ベイズ統計を利用して熱力学特性の最適モデルを得る手法を発表

Image by Argonne National Laboratory/Noah Paulson.

米国エネルギー省(DOE)アルゴンヌ国立研究所の研究チームは、宇宙論をはじめとして、ビックデータの分析にも使われるベイズ統計を材料科学分野に応用し、材料の熱力学特性における不確定性の定量化手法を発表した。この手法が確立すれば、実験やシミュレーションデータとそこから構築したモデルの信頼度を決定することができるようになる。研究結果は、2019年9月の『Engineering Science』に掲載される予定だ。

ベイズ統計は統計学の理論のひとつで、大量のデータを統計的に処理して、概念や現象の最適モデルを導き出すために使われる。ベイズ統計の概念は300年以上前、18世紀の英国の数学者で大臣も務めたThomas Bayesに起因する。
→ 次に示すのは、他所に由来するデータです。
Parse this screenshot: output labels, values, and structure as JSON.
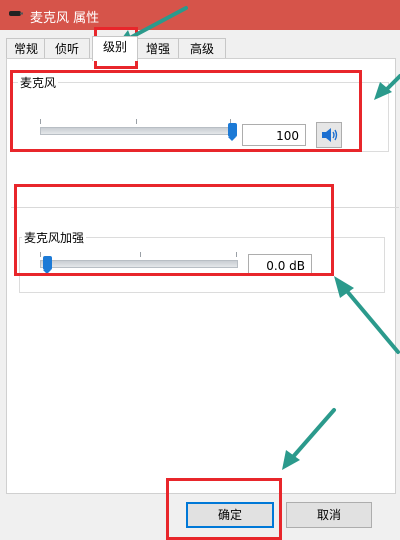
{
  "window": {
    "title": "麦克风 属性",
    "titlebar_color": "#d6544a",
    "icon": "microphone-icon"
  },
  "tabs": [
    {
      "label": "常规",
      "active": false
    },
    {
      "label": "侦听",
      "active": false
    },
    {
      "label": "级别",
      "active": true
    },
    {
      "label": "增强",
      "active": false
    },
    {
      "label": "高级",
      "active": false
    }
  ],
  "microphone": {
    "label": "麦克风",
    "value": "100",
    "level": 100,
    "speaker_icon": "speaker-icon"
  },
  "boost": {
    "label": "麦克风加强",
    "value": "0.0 dB",
    "level": 0
  },
  "buttons": {
    "ok": "确定",
    "cancel": "取消"
  },
  "annotation_colors": {
    "highlight_box": "#e8262b",
    "arrow": "#2b9a8c"
  }
}
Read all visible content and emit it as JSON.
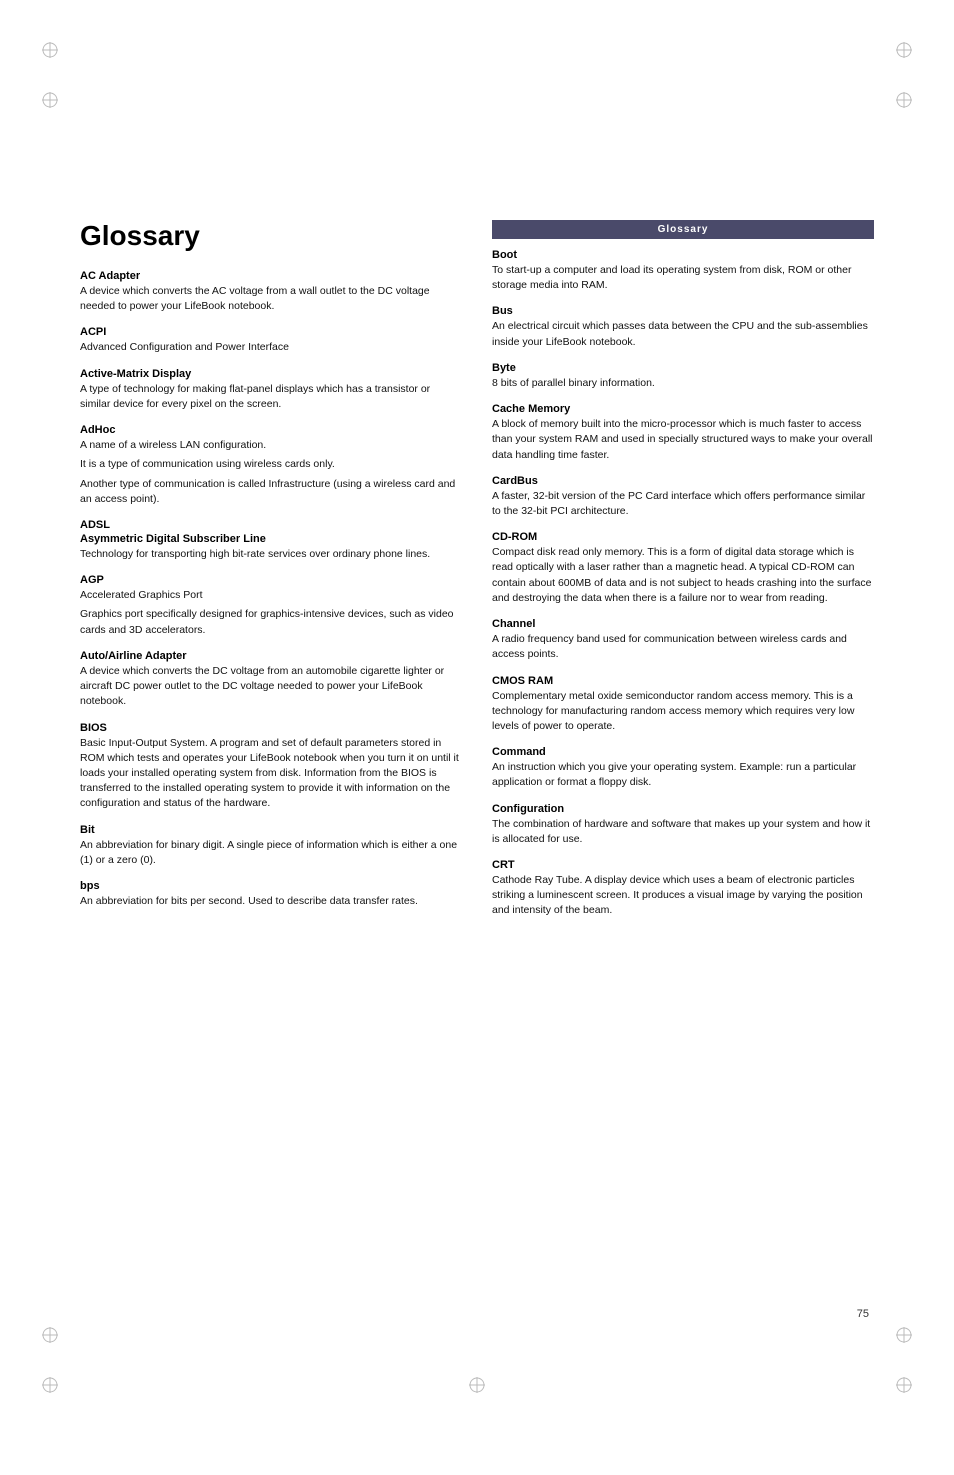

宇宙論では、以前からベイズ統計を取り入れて宇宙の起源や構造の成り立ちなどを探っている。

このベイズ統計は、中学や高校で学習する確率や統計といった客観的な解析手法とは異なり、事前に既存のモデルや専門家の主観をもとに予測し、実験やシミュレーションからの較正データを利用して最初の予測を更新し、最新のモデルを提供するのが特徴だ。

研究チームは、ベイズ統計学の手法を使ってハフニウム(Hf)のエンタルピーと比熱に対する最適モデルを定義しようとした。ハフニウムはコンピューターエレクトロニクスの鍵になると注目されている金属だ。この材料に関するデータセットは非常に多く、矛盾する情報もたくさんあるが、研究チームはベイズ統計に基づく解析を行い、研究や開発に利用できるモデルを提案した。

解析は、エンタルピーや比熱を数式で表すのに必要なパラメータがどうあるべきかという推測から始まった。例えば、比熱の場合は、デバイ温度やアインシュタイン温度と呼ばれる物質固有のパラメータが利用できるため、過去の論文から、それらの有意義な範囲と値を特定し、事前予測として利用した。

しかし、論文から選択したデータは、誤差範囲がないか排除されたもので、これは大きな問題だった。「宇宙論のように、材料科学では最適なモデルとデータを最も上手に説明するパラメータ値を探して、これらパラメータに関連した不確定性を決定する必要がある。エラーバーをもたない最適なパラメータ値にはあまり意味が無い」という。

論文では、不確定性を持たないデータセットを考慮に入れる方法も考察し、ベイジアンフレームワークの有効性を示している。「科学者や技術者にとって、これは重要な問題だ。我々は、モデルやデータにどれだけ信頼を置けるか見積もる方法を明らかにしている」と、研究チームは語る。